C’est à la fin du XVIIème siècle que Le Petit Chaperon Rouge de Charles Perrault voit le jour. Dans cette version du conte, le loup finit par dévorer le Petit Chaperon Rouge, alors que dans la version des frères Grimm un bucheron la sauve. La fin et la morale des deux versions ne s’accordent pas : si l’une se termine de manière tragique avec un avertissement aux jeunes filles quant aux dangers du jeu de séduction, l’autre prend fin avec le châtiment du loup qui paie pour ses fautes.
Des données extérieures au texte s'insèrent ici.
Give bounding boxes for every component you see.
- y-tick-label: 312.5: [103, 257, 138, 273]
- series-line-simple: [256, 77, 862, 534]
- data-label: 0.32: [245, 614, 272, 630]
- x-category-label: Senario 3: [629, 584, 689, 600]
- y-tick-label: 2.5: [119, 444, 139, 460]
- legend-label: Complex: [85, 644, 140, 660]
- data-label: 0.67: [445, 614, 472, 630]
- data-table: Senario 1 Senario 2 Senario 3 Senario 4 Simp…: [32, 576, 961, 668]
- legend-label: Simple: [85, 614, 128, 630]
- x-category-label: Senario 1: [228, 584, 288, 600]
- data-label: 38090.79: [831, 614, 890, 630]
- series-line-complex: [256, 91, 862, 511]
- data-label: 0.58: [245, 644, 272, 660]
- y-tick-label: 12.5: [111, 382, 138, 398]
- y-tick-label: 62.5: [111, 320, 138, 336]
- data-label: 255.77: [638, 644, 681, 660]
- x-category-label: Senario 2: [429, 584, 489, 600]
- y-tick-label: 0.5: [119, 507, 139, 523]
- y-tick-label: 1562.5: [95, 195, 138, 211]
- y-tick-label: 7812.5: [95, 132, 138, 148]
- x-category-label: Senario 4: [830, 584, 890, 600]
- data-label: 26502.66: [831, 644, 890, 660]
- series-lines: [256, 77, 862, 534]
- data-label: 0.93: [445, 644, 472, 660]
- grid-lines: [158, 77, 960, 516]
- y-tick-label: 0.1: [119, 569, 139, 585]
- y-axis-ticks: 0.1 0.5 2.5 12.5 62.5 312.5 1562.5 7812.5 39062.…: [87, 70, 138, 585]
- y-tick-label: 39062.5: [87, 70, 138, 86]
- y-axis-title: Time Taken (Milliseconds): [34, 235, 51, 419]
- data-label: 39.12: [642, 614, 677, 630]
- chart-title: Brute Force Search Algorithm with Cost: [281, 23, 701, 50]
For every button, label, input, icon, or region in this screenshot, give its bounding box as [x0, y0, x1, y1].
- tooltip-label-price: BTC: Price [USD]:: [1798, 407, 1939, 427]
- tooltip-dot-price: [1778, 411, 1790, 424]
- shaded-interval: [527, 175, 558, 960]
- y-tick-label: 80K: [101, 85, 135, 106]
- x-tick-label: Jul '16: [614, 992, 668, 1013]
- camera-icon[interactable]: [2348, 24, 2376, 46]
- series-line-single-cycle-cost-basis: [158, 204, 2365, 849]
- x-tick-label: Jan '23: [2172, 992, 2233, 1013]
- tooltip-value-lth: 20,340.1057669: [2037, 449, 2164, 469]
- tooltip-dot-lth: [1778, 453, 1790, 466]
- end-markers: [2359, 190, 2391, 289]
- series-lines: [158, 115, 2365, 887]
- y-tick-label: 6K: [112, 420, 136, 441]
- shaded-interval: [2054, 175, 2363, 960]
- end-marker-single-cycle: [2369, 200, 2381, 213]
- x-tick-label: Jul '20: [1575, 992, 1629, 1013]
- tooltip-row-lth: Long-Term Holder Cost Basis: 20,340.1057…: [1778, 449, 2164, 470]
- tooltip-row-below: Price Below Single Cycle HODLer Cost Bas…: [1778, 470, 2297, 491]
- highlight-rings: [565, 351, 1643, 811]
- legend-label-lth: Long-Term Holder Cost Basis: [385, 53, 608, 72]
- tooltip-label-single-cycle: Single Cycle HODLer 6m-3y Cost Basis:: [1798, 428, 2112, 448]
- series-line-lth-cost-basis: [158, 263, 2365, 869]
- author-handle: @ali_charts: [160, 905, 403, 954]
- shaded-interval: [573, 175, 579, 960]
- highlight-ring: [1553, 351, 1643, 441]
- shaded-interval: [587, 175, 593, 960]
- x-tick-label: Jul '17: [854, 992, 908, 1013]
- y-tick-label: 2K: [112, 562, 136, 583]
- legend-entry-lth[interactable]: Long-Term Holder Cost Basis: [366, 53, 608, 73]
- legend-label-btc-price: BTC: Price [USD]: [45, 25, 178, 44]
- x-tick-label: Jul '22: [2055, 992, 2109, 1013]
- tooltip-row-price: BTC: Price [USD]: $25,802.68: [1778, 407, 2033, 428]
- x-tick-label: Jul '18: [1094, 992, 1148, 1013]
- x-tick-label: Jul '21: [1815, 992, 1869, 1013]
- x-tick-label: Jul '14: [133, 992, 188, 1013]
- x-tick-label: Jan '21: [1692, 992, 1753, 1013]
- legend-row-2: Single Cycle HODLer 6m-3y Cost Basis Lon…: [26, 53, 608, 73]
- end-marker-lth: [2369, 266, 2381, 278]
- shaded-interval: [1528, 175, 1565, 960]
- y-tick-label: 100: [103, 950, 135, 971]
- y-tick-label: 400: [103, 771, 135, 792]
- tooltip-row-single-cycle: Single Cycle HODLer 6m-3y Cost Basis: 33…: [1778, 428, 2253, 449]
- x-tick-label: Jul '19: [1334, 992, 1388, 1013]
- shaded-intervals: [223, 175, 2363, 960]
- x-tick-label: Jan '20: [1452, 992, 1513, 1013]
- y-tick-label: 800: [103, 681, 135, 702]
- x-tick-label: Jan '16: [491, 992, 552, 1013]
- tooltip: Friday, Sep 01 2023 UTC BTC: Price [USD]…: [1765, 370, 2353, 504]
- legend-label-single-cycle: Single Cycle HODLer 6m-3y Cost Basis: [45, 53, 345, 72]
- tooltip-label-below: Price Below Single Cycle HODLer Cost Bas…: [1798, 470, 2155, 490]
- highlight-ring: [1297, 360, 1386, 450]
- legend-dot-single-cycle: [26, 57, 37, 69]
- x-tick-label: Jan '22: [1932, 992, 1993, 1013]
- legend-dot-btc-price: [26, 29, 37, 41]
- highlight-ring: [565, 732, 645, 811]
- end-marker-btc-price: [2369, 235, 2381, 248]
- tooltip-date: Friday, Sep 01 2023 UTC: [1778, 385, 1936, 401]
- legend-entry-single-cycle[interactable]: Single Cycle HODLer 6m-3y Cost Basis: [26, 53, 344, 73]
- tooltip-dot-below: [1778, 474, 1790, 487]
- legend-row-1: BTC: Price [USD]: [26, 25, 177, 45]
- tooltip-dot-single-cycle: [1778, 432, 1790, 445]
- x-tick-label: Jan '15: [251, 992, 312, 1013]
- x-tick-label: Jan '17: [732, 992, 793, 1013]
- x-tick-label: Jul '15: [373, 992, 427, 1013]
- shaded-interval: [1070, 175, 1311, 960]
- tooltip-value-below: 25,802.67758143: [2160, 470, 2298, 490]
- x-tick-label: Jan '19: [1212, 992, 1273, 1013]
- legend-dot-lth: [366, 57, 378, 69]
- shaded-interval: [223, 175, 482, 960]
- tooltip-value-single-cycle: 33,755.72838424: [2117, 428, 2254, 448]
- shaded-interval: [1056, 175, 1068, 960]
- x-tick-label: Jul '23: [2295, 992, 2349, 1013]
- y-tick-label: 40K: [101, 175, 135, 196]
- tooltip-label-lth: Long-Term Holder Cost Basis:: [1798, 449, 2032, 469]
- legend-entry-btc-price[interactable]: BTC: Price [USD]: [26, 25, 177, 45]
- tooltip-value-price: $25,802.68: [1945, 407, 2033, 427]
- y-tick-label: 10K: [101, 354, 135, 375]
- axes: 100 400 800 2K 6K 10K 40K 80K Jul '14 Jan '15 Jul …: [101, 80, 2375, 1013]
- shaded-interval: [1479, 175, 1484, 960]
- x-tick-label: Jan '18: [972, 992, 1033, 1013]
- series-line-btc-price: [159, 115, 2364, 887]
Tandis qu’au XVIIIème siècle le loup continue d’être associé à la terreur, l’essor des sciences expérimentales des XIXème et XXème siècles permet une vision plus réaliste du monde animal. Ainsi, le loup perd un peu de sa férocité. C’est pendant la révolution industrielle que se développe l’idée d’une supériorité de la nature et l’accent est ainsi mis sur la sincérité des rapports animaux. Aussi, les représentations du loup dans la littérature commencent à changer. Dans Le Livre de la Jungle (1884) de Kipling, Mowgli est élevé par des loups décrit de façon naturelle : ils vivent en meute, ont le sens de la famille et se nourrissent d’autres bêtes mais pas d’humains. Ils obéissent aux règles de la jungle. De la même manière, Jack London, dans Croc-Blanc, peint le loup comme un symbole de la liberté, de la haine de la servitude et de l’esclavage.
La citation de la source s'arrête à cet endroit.